I still remember the first time I heard a commercial on the radio for a camera phone, I was driving to class. The commercial was one of those strange "reader's theater" style things, a little radio play. A female voice was talking to her friends on her cell about which shoes she should buy (yes, feminism in advertising). And then she was like, "I'll send you a picture, I'll take it with my phone!"
I thought it was the dumbest thing ever. I'd had a cell phone since freshman year of high school, and I thought a camera phone was an idiotic idea that would go nowhere. What was the point?
So when I read a curmudgeonly anti-internet article written way, way back in 1995 by some dude named Clifford Stoll in the back files of Newsweek titled, Why the Web Won't Be Nirvana, I'm a little more than understanding. I'm empathetic.
But whoa, you guys. It's amazing how recently — 1995! — people thought things like...
On digital readers (Kindles, et al):
How about electronic publishing? Try reading a book on disc. At best, it's an unpleasant chore: the myopic glow of a clunky computer replaces the friendly pages of a book. And you can't tote that laptop to the beach. Yet Nicholas Negroponte, director of the MIT Media Lab, predicts that we'll soon buy books and newspapers straight over the Intenet. Uh, sure.
On the internet and government:
Won't the Internet be useful in governing? Internet addicts clamor for government reports. But when Andy Spano ran for county executive in Westchester County, N.Y., he put every press release and position paper onto a bulletin board. In that affluent county, with plenty of computer companies, how many voters logged in? Fewer than 30. Not a good omen.

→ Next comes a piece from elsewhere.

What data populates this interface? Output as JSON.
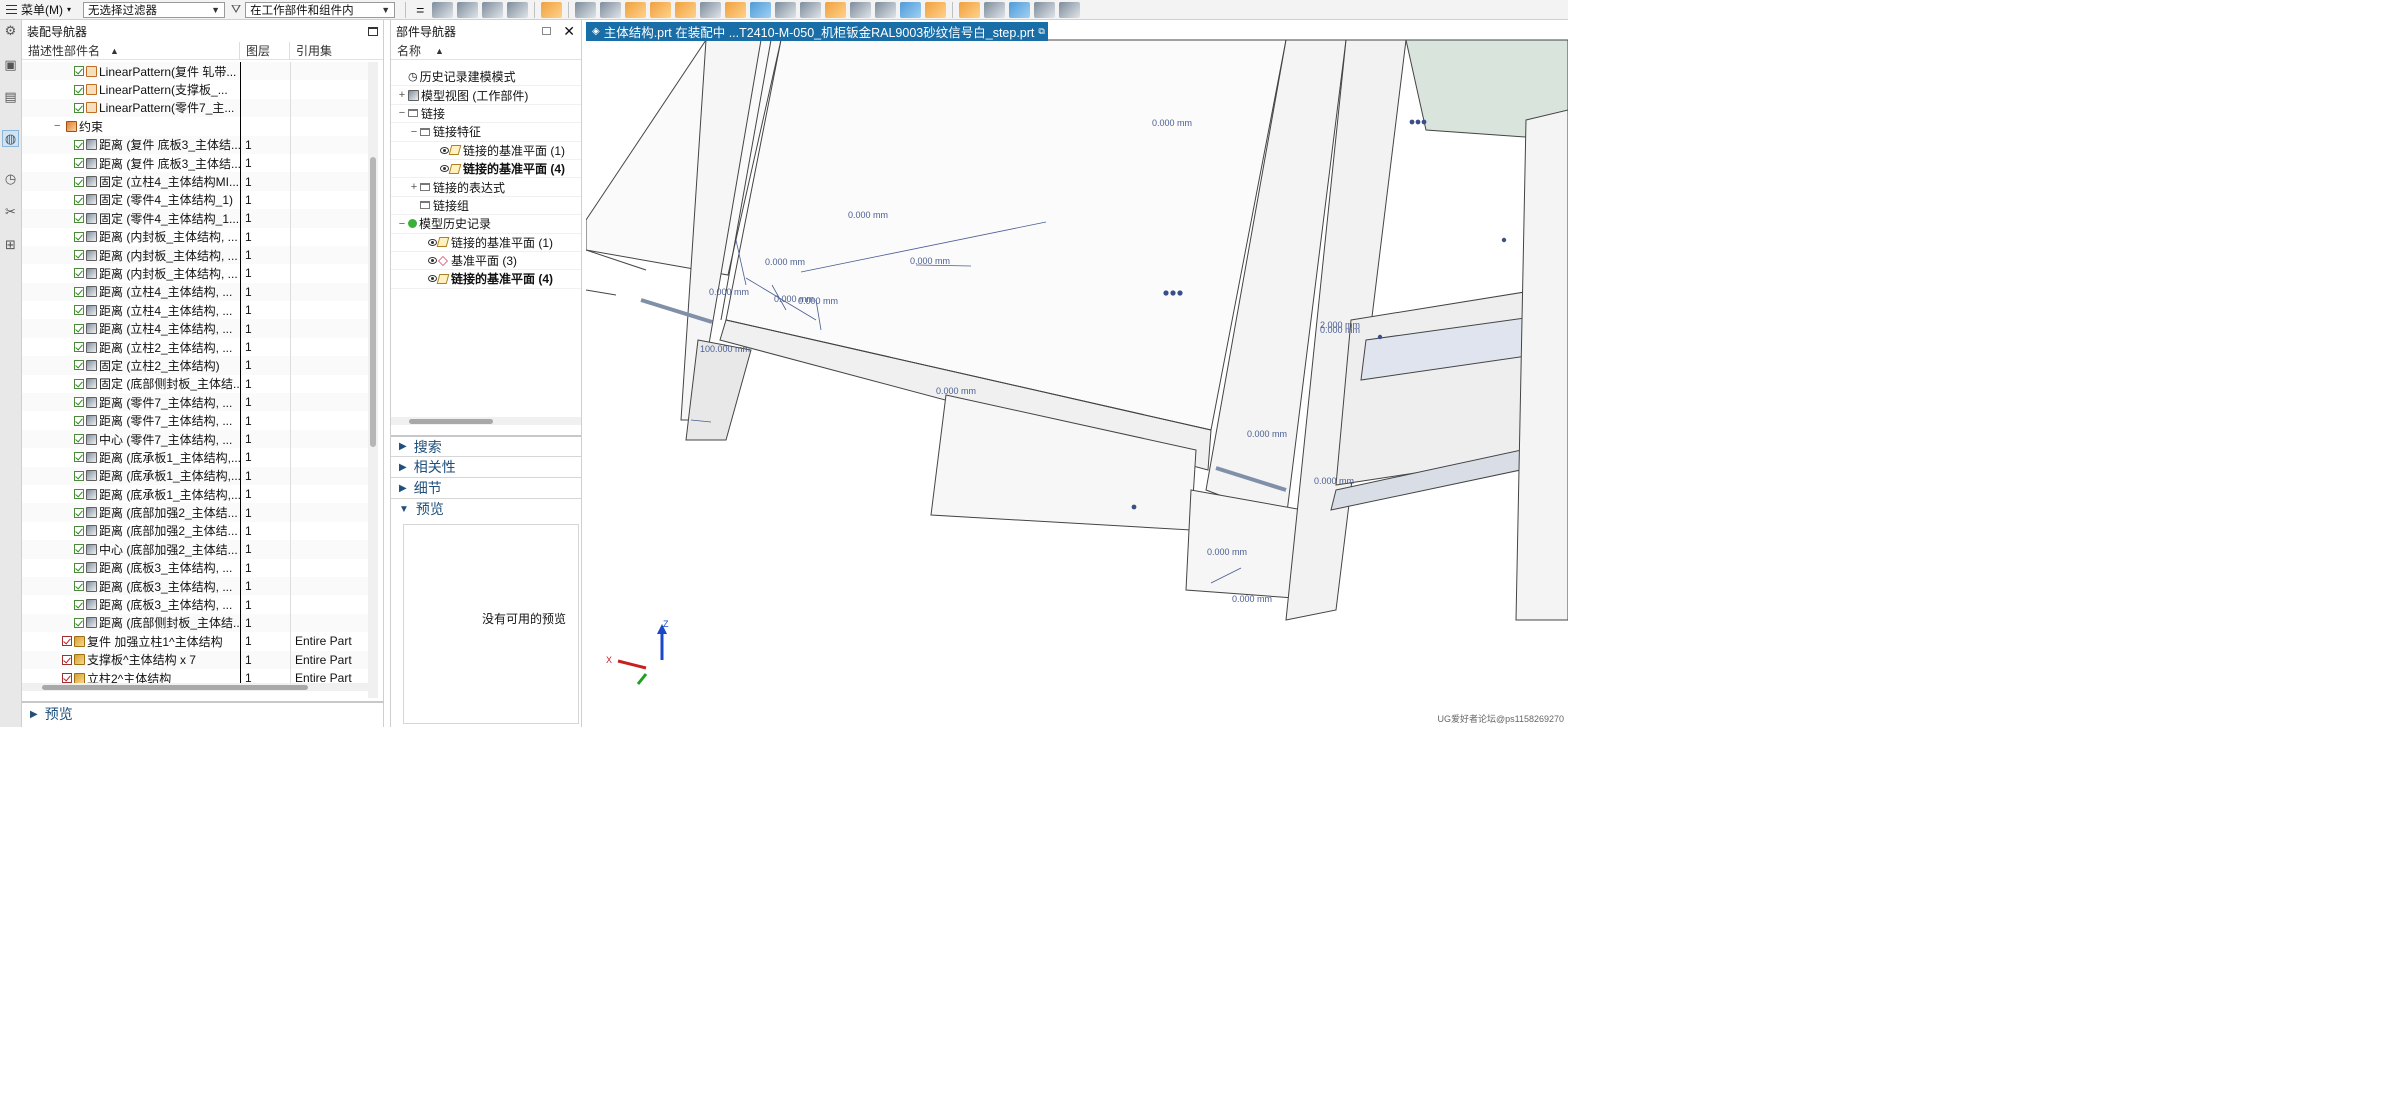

On the internet and business:
Then there's cyberbusiness. We're promised instant catalog shopping—just point and click for great deals. We'll order airline tickets over the network, make restaurant reservations and negotiate sales contracts. Stores will become obselete. So how come my local mall does more business in an afternoon than the entire Internet handles in a month? Even if there were a trustworthy way to send money over the Internet—which there isn't—the network is missing a most essential ingredient of capitalism: salespeople.
It would be easy to pick on Stoll, who is just wrong after wrong after wrong. (I wonder how amazed he is today? I hope he's amazed.) But instead I'm mesmerized by the wrongness, the incomplete thinking...
His arguments depend — the business one is an especially good example — on stagnant value systems. An idea that worth of different constructs is the same across generations, and doesn't evolve with changing access to information, ie: technology. That's Stoll's failure. It was my same failure way back when I thought camera phones were stupid. I was only thinking of cell phones within their current framework.
It's a great reminder to open our brains up to thinking with really out of the box perspectives whenever we can. I think this goes for all things — not just up-and-coming tech. Social issues are fraught with people who can only think of problems in the value systems where they were introduced. We have to always be thinking about the changing cultural environment, too.